The Thin End often sources its photographs and images from freelance photographers who contribute to unsplash.com. Currently, they are marking the 57th anniversary of the March on Washington with a montage of amazing pictures.
With the help of the team at the Library of Congress and visual historian Jordan Lloyd, Unsplash has assembled a set of black and white images from the March, its leaders, and segregated America. The images are sourced from the Library of Congress, the US National Archives, and the Seattle Municipal Archives. Jordan Lloyd has painstakingly restored and recoloured the images in vivid detail to bring them back to life.
In these troubled times, with the need for Black Lives Matter, it is salutary that we seem to have made so little progress establishing equal opportunities and fairness in the judicial system. I have seen reposts from right-wing bigots that 'All lives matter'. Of course, they do, which is why we should be concerned with evident institutionalised racism. If all lives matter then so too do black lives. It is the height of hypocrisy for the right-wing to respond in this way. We need to understand history to learn from it.
In the 1960s we marched for civil rights. All my life, I have witnessed the continued struggle across the globe. Let's hope we don't need another half-century to heal our divided communities.

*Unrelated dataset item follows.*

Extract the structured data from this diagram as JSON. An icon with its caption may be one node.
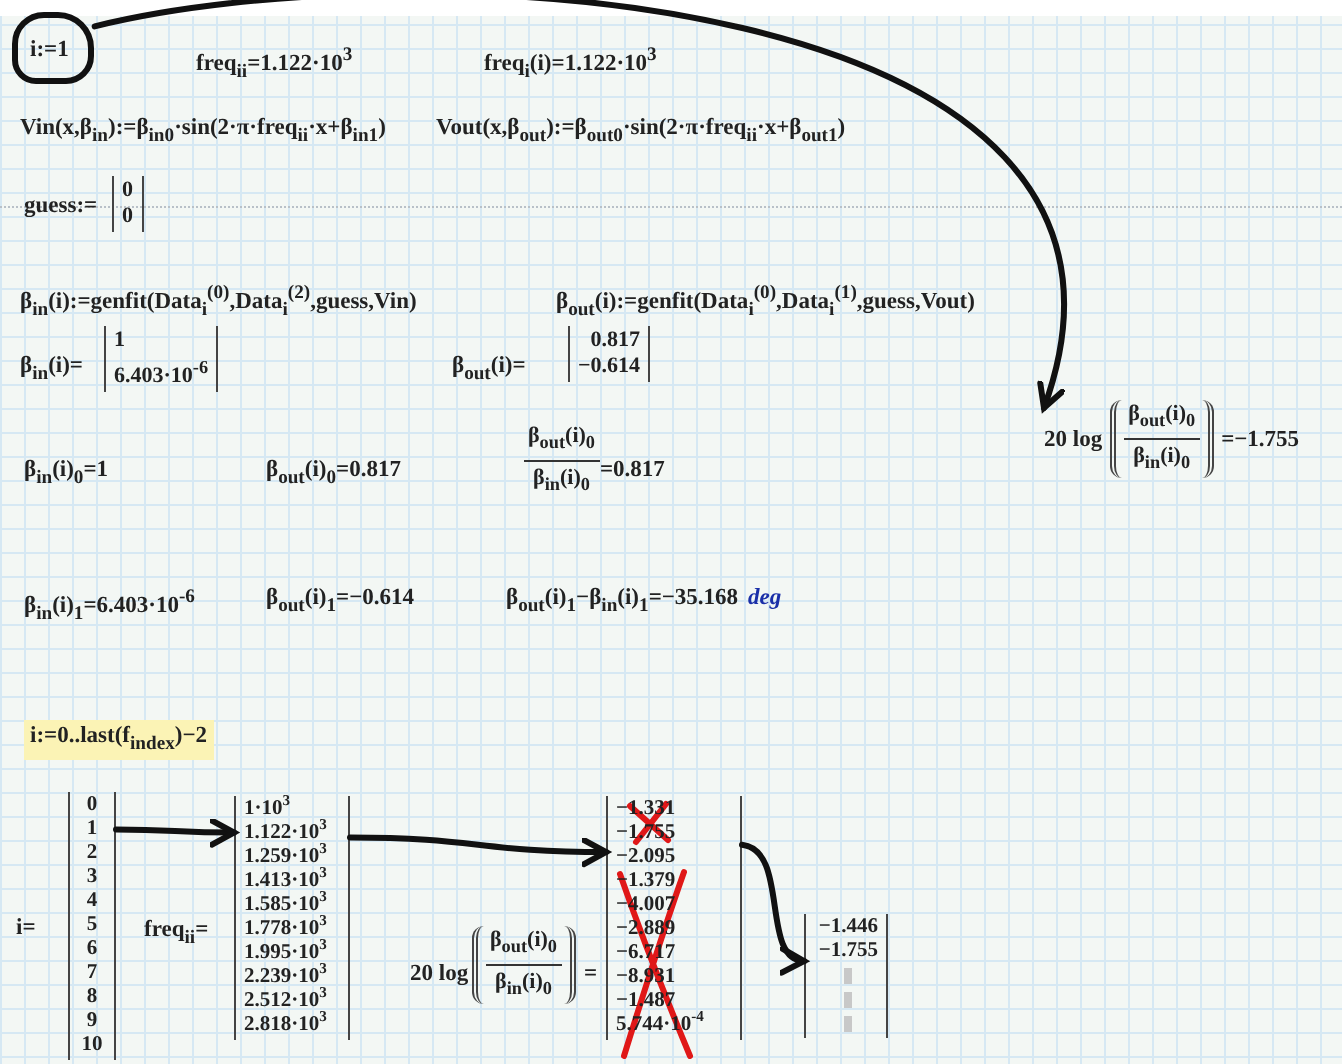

Here we use two of the images of Martin Luther King and Rosa Parks who inspired a movement for change. They had a dream. It needs to become a reality.
But let us also recall these words of Dr King
The limitation of riots, moral questions aside, is that they cannot win and their participants know it. Hence, rioting is not revolutionary but reactionary because it invites defeat. It involves an emotional catharsis, but it must be followed by a sense of futility.